THE IDEA for an all-Harley-Davidson drag race meeting started with some HOG members bench racing in the parking lot. You know, a good natured ribbing about one guy’s Ultra being faster than another. The idea grew — it’s probably been in the making for a year or two — to the point that we started looking at available days at Sydney Dragway; as turned out, the only available day coincided with the annual Show ‘n’ Shine here at Harley-Davidson in Campbelltown NSW. It made sense to join the two together; make it one event on the same weekend.
We wanted to make it bigger than it might otherwise be so we got the other four Sydney Harley dealers involved in both the drag racing and building a custom bike for a competition between the dealers.
We had a really good turnout on the day — certainly that’s because we got all the HOG clubs involved — about 1000 spectators with 100 bikes racing. We were drag racing Harleys one after another all day long, and I am unaware of anybody breaking any parts. We had one rider go for a little skid but he got up and walked away so it’s pretty good track record.
It was really about getting the Harley folks to see how much fun drag racing is, and getting the drag racing community to see that there were a lot of Harley owners who would come and play.
For the bike build-off competition, the dealers collectively agreed that each bike would have a $50,000 limit using all Genuine Harley-Davidson Parts & Accessories with the exception of paint and exhausts.

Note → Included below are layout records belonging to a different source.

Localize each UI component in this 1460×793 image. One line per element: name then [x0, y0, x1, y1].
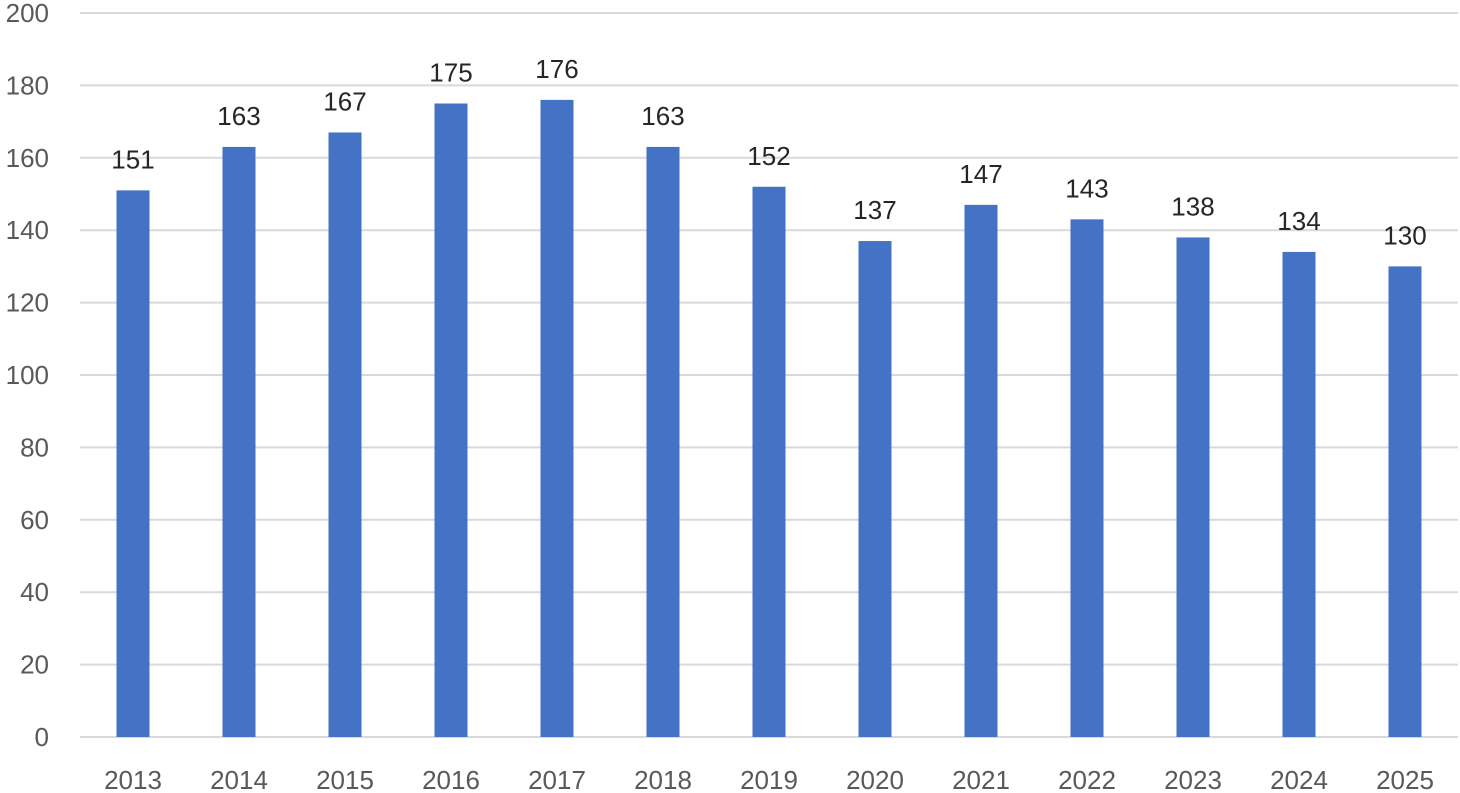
y-axis-tick-labels: 0 20 40 60 80 100 120 140 160 180 200 [6, 0, 49, 752]
y-tick-label: 120 [6, 288, 49, 318]
data-label: 175 [429, 58, 472, 88]
bar [1070, 219, 1104, 738]
x-tick-label: 2016 [422, 765, 480, 793]
bar [1388, 266, 1422, 737]
y-tick-label: 140 [6, 215, 49, 245]
data-label: 163 [641, 101, 684, 131]
x-tick-label: 2024 [1270, 765, 1328, 793]
y-tick-label: 200 [6, 0, 49, 28]
x-axis-tick-labels: 2013 2014 2015 2016 2017 2018 2019 2020 2021 2022… [104, 765, 1434, 793]
x-tick-label: 2018 [634, 765, 692, 793]
bar [434, 103, 468, 737]
bar [646, 146, 680, 737]
data-label: 130 [1383, 220, 1426, 250]
x-tick-label: 2019 [740, 765, 798, 793]
bar [964, 204, 998, 738]
y-tick-label: 40 [20, 577, 49, 607]
data-label: 151 [111, 144, 154, 174]
data-label: 163 [217, 101, 260, 131]
data-label: 176 [535, 54, 578, 84]
x-tick-label: 2017 [528, 765, 586, 793]
bar [1176, 237, 1210, 737]
data-label: 147 [959, 159, 1002, 189]
data-label: 143 [1065, 173, 1108, 203]
bar [540, 99, 574, 737]
y-tick-label: 20 [20, 650, 49, 680]
y-tick-label: 60 [20, 505, 49, 535]
bar [1282, 251, 1316, 738]
bar [222, 146, 256, 737]
x-tick-label: 2015 [316, 765, 374, 793]
bar [858, 241, 892, 737]
x-tick-label: 2014 [210, 765, 268, 793]
y-tick-label: 180 [6, 70, 49, 100]
bars [116, 99, 1422, 738]
x-tick-label: 2020 [846, 765, 904, 793]
y-tick-label: 0 [35, 722, 49, 752]
y-tick-label: 100 [6, 360, 49, 390]
y-tick-label: 80 [20, 432, 49, 462]
x-tick-label: 2025 [1376, 765, 1434, 793]
x-tick-label: 2013 [104, 765, 162, 793]
x-tick-label: 2023 [1164, 765, 1222, 793]
x-tick-label: 2021 [952, 765, 1010, 793]
data-label: 152 [747, 141, 790, 171]
data-label: 167 [323, 86, 366, 116]
bar [328, 132, 362, 737]
data-label: 138 [1171, 191, 1214, 221]
bar [116, 190, 150, 737]
data-label: 134 [1277, 206, 1320, 236]
data-label: 137 [853, 195, 896, 225]
y-tick-label: 160 [6, 143, 49, 173]
x-tick-label: 2022 [1058, 765, 1116, 793]
bar [752, 186, 786, 737]
data-labels: 151 163 167 175 176 163 152 137 147 143 138 134 130 [111, 54, 1426, 251]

We called our bike Bob from day one. It started life as a Fat Boy Lo. We stripped it down to the bare frame and sort of morphed it into a Night Train.

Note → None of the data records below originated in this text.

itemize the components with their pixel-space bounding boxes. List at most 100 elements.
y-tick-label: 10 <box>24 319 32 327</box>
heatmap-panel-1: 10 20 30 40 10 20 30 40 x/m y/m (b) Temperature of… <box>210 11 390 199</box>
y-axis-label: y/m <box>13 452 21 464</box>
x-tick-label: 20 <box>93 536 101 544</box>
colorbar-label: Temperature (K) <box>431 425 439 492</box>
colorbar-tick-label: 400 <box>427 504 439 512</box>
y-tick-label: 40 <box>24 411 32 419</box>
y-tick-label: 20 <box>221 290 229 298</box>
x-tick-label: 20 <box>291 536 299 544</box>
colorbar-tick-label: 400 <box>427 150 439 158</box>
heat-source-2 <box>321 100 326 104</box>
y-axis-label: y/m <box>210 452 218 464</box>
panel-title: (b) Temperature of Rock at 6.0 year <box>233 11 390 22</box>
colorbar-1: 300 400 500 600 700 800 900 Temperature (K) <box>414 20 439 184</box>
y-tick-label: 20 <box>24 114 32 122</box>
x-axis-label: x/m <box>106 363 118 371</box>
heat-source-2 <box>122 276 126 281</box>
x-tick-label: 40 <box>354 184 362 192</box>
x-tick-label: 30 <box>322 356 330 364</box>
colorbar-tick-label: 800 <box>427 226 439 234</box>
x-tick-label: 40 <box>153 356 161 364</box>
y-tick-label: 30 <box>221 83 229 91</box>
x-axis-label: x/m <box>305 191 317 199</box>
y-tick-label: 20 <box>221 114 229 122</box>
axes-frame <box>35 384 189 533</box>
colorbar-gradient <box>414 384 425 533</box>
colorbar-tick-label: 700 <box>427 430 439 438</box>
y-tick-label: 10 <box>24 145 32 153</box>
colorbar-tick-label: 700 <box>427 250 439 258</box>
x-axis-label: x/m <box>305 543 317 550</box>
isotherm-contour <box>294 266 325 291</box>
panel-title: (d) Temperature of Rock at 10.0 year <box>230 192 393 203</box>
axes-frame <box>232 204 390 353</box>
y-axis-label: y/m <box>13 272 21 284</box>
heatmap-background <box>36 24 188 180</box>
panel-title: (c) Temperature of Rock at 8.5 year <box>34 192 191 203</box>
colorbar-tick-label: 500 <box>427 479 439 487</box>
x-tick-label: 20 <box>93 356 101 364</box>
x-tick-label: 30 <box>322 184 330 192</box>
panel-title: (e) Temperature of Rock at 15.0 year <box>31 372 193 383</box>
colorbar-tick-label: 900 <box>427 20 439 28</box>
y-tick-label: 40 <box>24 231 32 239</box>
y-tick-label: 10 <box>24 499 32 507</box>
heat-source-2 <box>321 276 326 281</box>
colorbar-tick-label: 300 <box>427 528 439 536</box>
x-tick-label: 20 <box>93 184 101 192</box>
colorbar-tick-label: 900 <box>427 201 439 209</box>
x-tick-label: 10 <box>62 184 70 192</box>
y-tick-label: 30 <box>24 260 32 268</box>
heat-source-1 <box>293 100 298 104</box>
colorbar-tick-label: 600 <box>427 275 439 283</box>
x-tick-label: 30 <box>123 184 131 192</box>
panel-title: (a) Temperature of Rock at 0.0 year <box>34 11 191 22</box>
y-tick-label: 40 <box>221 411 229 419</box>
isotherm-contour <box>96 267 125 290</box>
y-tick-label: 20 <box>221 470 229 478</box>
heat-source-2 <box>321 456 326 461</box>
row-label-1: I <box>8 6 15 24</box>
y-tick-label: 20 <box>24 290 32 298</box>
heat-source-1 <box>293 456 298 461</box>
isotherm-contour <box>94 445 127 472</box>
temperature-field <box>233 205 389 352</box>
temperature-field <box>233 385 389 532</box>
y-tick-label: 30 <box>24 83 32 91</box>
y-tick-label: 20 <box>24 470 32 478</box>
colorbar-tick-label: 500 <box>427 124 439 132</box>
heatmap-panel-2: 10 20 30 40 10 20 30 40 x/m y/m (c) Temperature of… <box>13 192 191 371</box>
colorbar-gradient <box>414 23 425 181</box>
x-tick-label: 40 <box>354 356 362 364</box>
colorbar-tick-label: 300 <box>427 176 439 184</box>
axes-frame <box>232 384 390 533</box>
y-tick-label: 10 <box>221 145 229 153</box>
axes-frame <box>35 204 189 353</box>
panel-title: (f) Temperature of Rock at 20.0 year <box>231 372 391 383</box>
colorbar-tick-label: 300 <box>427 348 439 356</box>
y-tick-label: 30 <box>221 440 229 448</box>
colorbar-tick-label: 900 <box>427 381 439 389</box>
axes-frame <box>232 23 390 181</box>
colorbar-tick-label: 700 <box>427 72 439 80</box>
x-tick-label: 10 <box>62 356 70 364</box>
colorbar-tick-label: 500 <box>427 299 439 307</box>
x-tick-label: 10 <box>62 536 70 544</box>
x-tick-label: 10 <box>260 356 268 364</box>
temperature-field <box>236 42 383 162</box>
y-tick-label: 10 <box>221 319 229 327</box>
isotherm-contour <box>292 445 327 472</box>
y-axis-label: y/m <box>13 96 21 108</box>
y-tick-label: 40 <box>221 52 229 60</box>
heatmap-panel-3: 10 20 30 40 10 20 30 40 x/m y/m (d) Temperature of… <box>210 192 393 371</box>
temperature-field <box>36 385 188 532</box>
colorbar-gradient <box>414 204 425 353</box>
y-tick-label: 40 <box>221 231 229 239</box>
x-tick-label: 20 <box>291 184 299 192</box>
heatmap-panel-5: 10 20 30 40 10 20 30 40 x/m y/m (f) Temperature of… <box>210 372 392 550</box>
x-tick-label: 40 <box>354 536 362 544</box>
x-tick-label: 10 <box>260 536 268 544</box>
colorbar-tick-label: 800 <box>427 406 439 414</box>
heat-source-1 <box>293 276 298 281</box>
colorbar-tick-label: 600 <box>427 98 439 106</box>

Harley has been making Typhoon wheels for a while but this set has an edge cut into them; it’s a brand new product. When I saw those wheels in the new product catalogue I fell in love with them. The whole Edge Collection that matches the wheels is on the bike too.

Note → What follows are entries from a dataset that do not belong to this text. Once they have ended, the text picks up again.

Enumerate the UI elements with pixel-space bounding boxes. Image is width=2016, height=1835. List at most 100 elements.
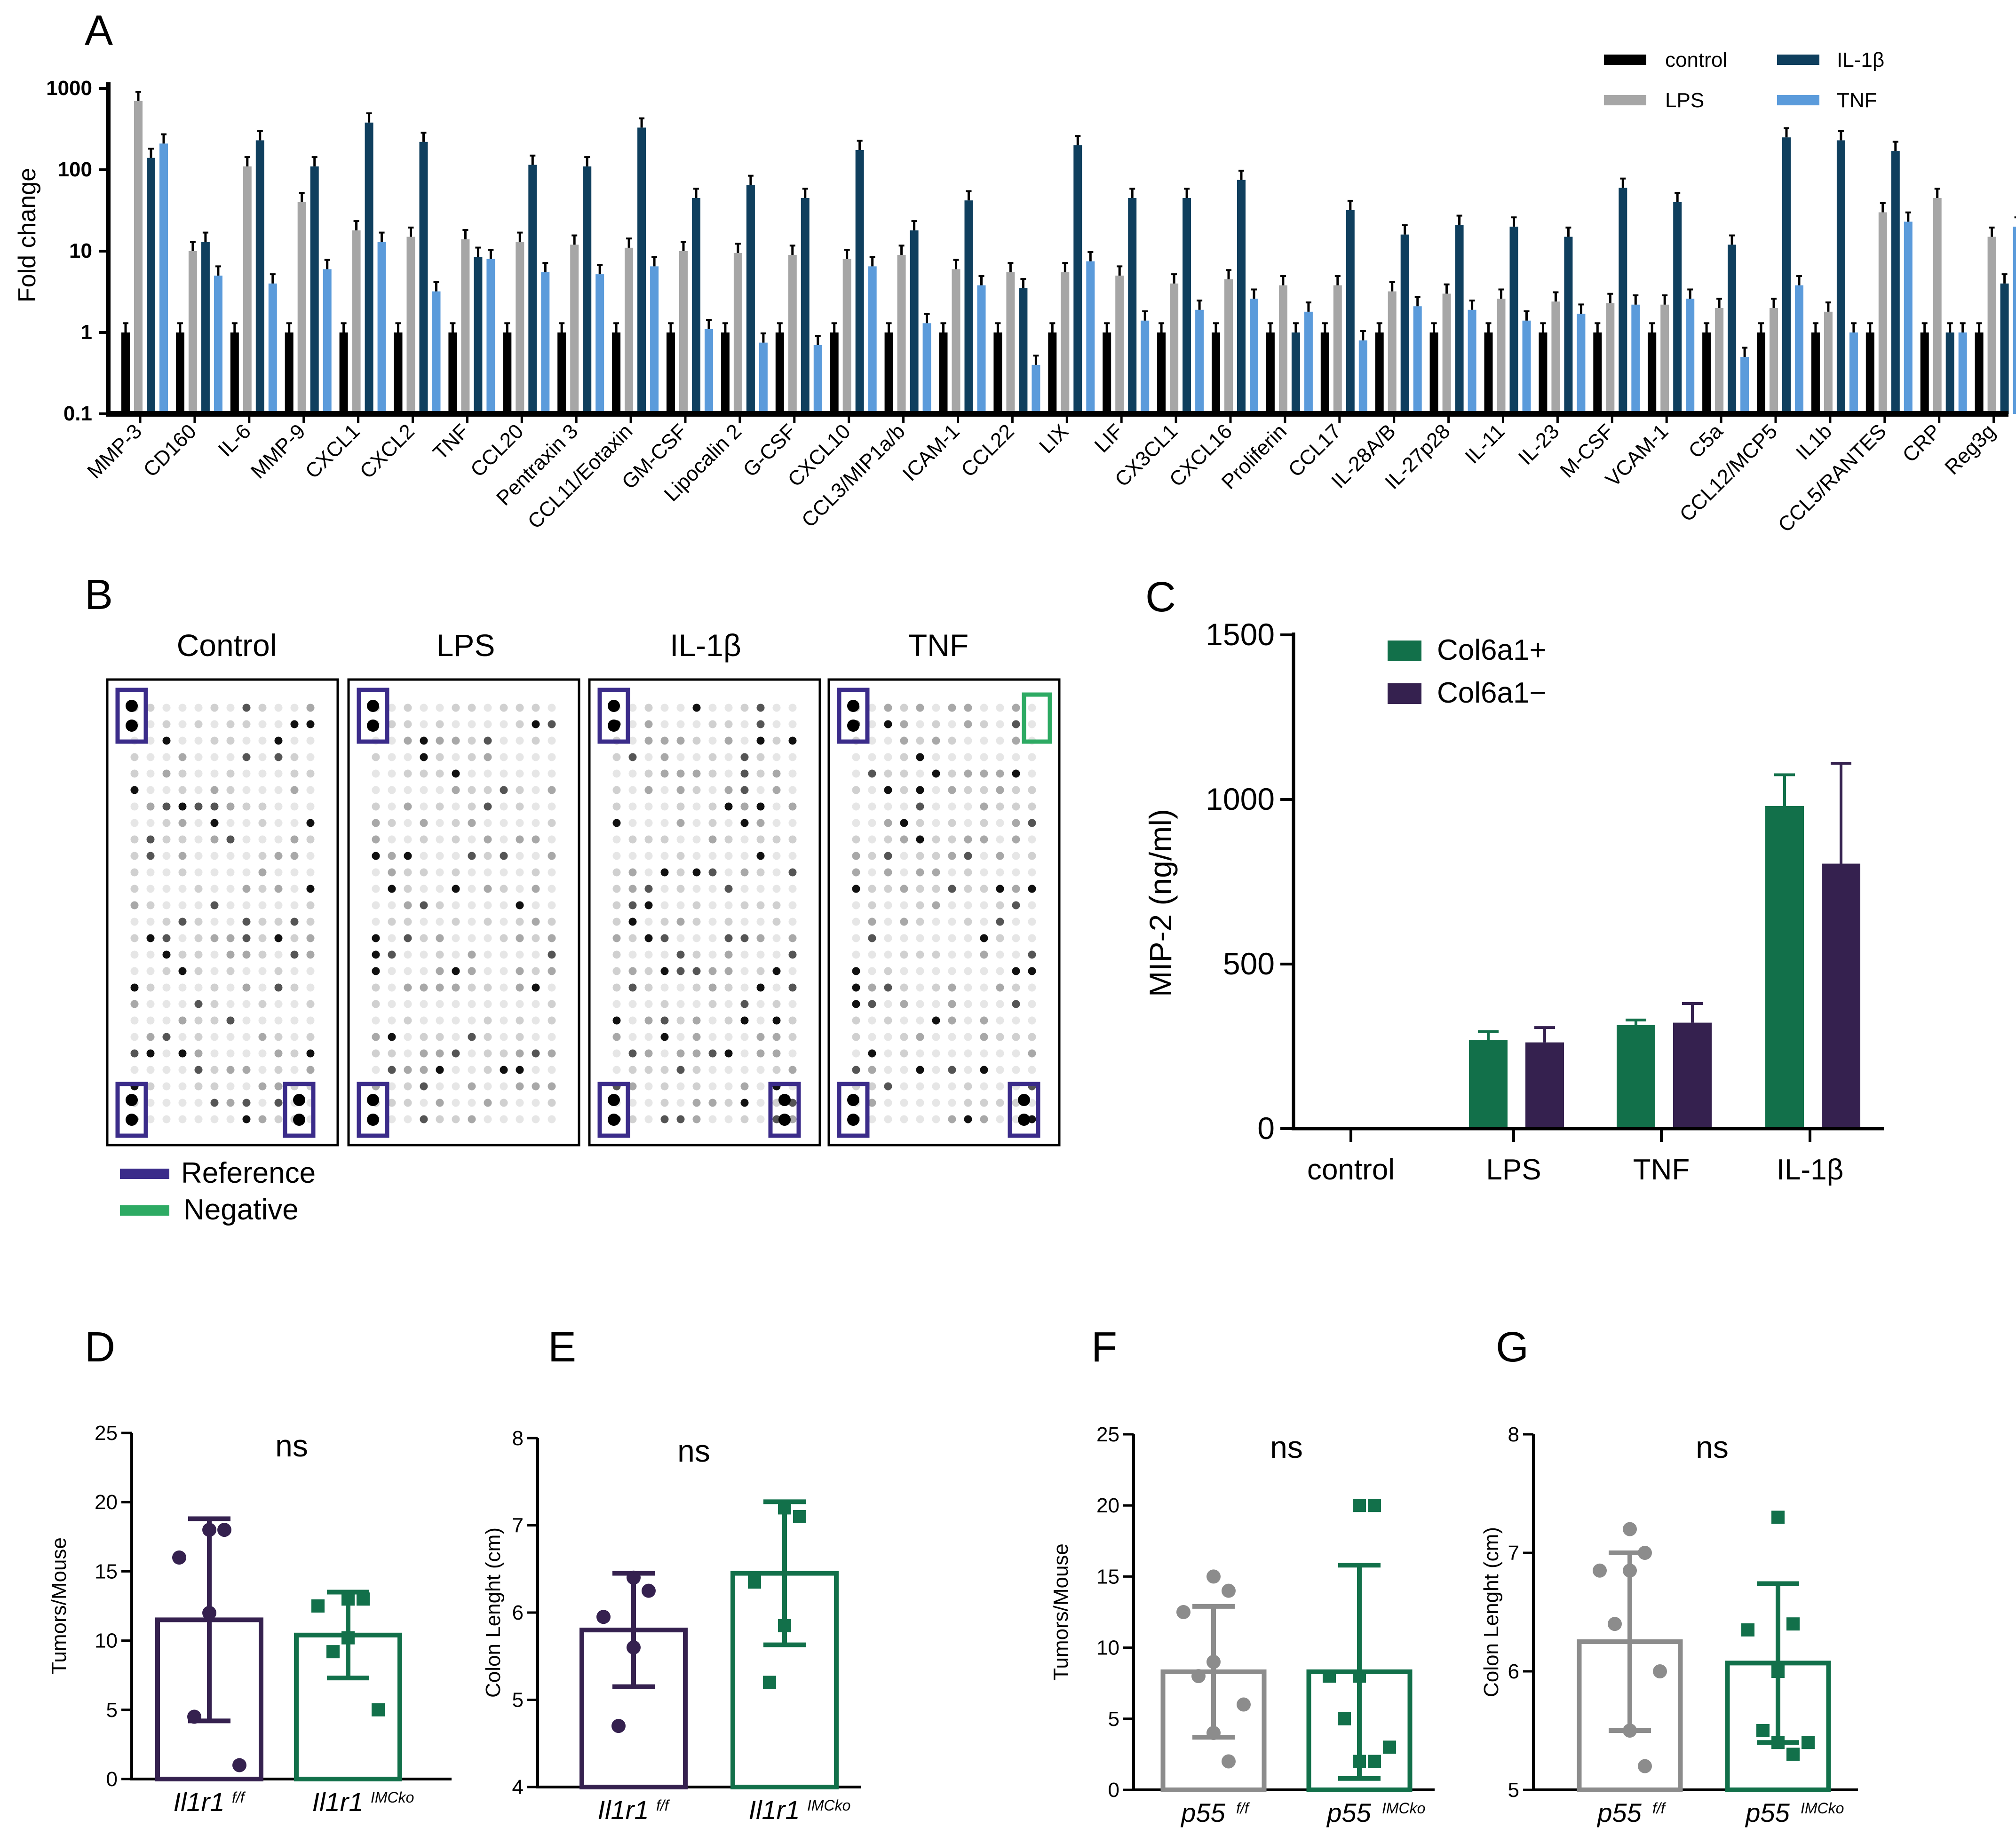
array-spot	[980, 1082, 988, 1091]
bar-a-control	[1320, 332, 1329, 414]
bar-a-il1b	[583, 166, 592, 414]
array-spot	[484, 753, 492, 761]
array-spot	[932, 1099, 940, 1107]
panel-label-c: C	[1145, 574, 1176, 621]
array-spot	[852, 868, 860, 877]
bar-a-il1b	[1836, 140, 1845, 414]
array-spot	[162, 819, 171, 827]
bar-a-il1b	[692, 198, 700, 414]
array-spot	[900, 786, 908, 794]
array-spot	[388, 1066, 396, 1074]
array-spot	[740, 753, 749, 761]
panelG-data-point	[1623, 1724, 1637, 1738]
array-spot	[242, 1000, 251, 1008]
array-spot	[436, 736, 444, 745]
bar-a-control	[1048, 332, 1057, 414]
array-spot	[948, 819, 956, 827]
array-spot	[210, 885, 219, 893]
array-spot	[484, 967, 492, 975]
array-il1b-frame	[588, 678, 821, 1147]
array-spot	[226, 819, 235, 827]
array-spot	[948, 1066, 956, 1074]
array-spot	[420, 950, 428, 959]
array-spot	[756, 1033, 765, 1041]
array-spot	[242, 704, 251, 712]
array-spot	[388, 1049, 396, 1058]
array-spot	[980, 1066, 988, 1074]
array-spot	[964, 1033, 972, 1041]
bar-a-il1b	[1728, 245, 1737, 414]
array-spot	[178, 720, 187, 728]
array-spot	[242, 720, 251, 728]
reference-spot	[778, 1114, 791, 1126]
bar-a-lps	[1278, 285, 1287, 414]
panel-c-category-label: control	[1307, 1154, 1395, 1186]
array-spot	[660, 1082, 669, 1091]
array-spot	[274, 918, 283, 926]
array-spot	[226, 786, 235, 794]
panelF-data-point	[1368, 1499, 1381, 1512]
array-spot	[724, 950, 733, 959]
array-spot	[274, 1000, 283, 1008]
array-spot	[404, 1000, 412, 1008]
panel-a-ytick-label: 1000	[46, 77, 92, 100]
array-spot	[162, 802, 171, 811]
array-spot	[884, 802, 892, 811]
panelD-data-point	[172, 1550, 186, 1565]
array-spot	[628, 934, 637, 942]
array-spot	[932, 835, 940, 844]
array-spot	[500, 885, 508, 893]
array-spot	[932, 1049, 940, 1058]
array-spot	[532, 786, 540, 794]
array-spot	[964, 753, 972, 761]
array-spot	[548, 1000, 556, 1008]
array-spot	[468, 934, 476, 942]
array-spot	[708, 769, 717, 778]
array-spot	[644, 1000, 653, 1008]
bar-a-lps	[1715, 308, 1724, 414]
array-spot	[676, 1016, 685, 1025]
array-spot	[436, 720, 444, 728]
array-spot	[868, 1066, 876, 1074]
array-spot	[274, 819, 283, 827]
array-spot	[964, 1066, 972, 1074]
panelG-data-point	[1653, 1664, 1667, 1678]
array-spot	[500, 802, 508, 811]
array-spot	[788, 950, 797, 959]
panel-a-category-label: CCL12/MCP5	[1675, 419, 1782, 526]
array-spot	[258, 1016, 267, 1025]
array-spot	[178, 1033, 187, 1041]
array-spot	[644, 786, 653, 794]
array-spot	[1012, 885, 1020, 893]
array-spot	[708, 967, 717, 975]
bar-a-il1b	[1509, 226, 1518, 414]
array-spot	[740, 967, 749, 975]
array-spot	[388, 1115, 396, 1123]
bar-a-lps	[188, 251, 197, 414]
array-spot	[724, 704, 733, 712]
bar-a-control	[557, 332, 566, 414]
array-spot	[162, 950, 171, 959]
array-spot	[404, 802, 412, 811]
array-spot	[210, 1033, 219, 1041]
array-spot	[436, 1033, 444, 1041]
array-spot	[948, 786, 956, 794]
array-spot	[274, 1016, 283, 1025]
array-spot	[242, 753, 251, 761]
array-spot	[772, 835, 781, 844]
array-spot	[884, 769, 892, 778]
panelD-data-point	[326, 1645, 340, 1659]
array-spot	[210, 753, 219, 761]
array-spot	[500, 704, 508, 712]
reference-spot	[847, 720, 859, 732]
array-spot	[194, 819, 203, 827]
array-spot	[724, 720, 733, 728]
array-title-lps: LPS	[437, 628, 495, 663]
array-spot	[980, 1049, 988, 1058]
reference-spot	[367, 1114, 379, 1126]
bar-a-lps	[1006, 272, 1015, 414]
panelG-data-point	[1771, 1511, 1785, 1524]
reference-spot	[608, 700, 620, 712]
reference-spot	[847, 700, 859, 712]
array-spot	[146, 868, 155, 877]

We used a Black Genuine Harley Custom Inverted front-fork kit.
It’s a Fat Boy Lo, so it already had low shocks, and we added a lowering kit to slam it down even more.
We put a lot of thought into the paint. We had several design discussions after the doors were closed, with most of the staff just kicking around ideas. One of the early things we defined was that we wanted something that would make people stop and look and go, “What the hell is that?” The paint has absolutely accomplished that. People just stop and look at it; they have to put their finger on it to figure out if it’s real. Is it paint or is it metal? It is actually bare metal with a flame pattern ground into it with a small hand grinder, and that is cleared over, and then there is a very faint charcoal grey flame airbrushed over it and cleared over.
There are several unique things about it: if you are looking at it in shadowed light, the grey airbrush flames stand out and it almost looks like it’s just grey airbrushed flames on a silver bike; but when you put the thing out in the sun, the way it refracts light, it does just the opposite — the ground metal flames pop out and you have look at it from the right angle to even see the charcoal grey flames. It’s a pretty interesting effect. I think it’s one of the nicest features of the whole bike. It was painted by Mark at Sydney Custom Spraypainting.
The exhausts are SuperTrapp Road Legend X-Pipes. I have to admit that when we first unveiled the bike at the show it had different pipes on it to make the deadline for the build-off. These pipes are the original design intent but they were late getting here because they were sent to Moorebank, Belgium, instead of Moorebank, Sydney.
When we actually started to build in earnest, we were able to see that we had plenty of room left in our $50,000 budget so we went ahead with a Screamin’ Eagle Stage 4, 103-inch kit with cams, heads, big bore throttle body, heavy clutch spring. Those motors generally make in the 105 — 110 horsepower range.
The Screamin’ Eagle programmable shift light with electronic digital tachometer adds a real nice touch and gives it a real drag bike feel.
The handlebars are basically the same as those on a new Fat Bob but blacked out.
The bike does have a lot of little things you might not notice at first glance, like the headlight which sits down much lower, the flush fuel cap and LED read-out petrol gauge. It’s got black diamond braided steel lines all over it. It’s also got LED tail lights, and if you look closely, you’ll notice the little mini LED turn signals. These are actually street legal in Australia and are a Genuine Harley product.
This bike is absolutely a rider’s bike, and there a lot of little things that make the difference between your average ‘Joe has built the bike in his garage’ and having one done by a pro. You will notice, for example, that you can turn the forks full lock in both directions and no cables, no wires, no hoses, nothing touches anything else, anywhere; no cables move and rub against the front forks and nothing touches any of the paint. That’s something that takes time, energy and experience to accomplish.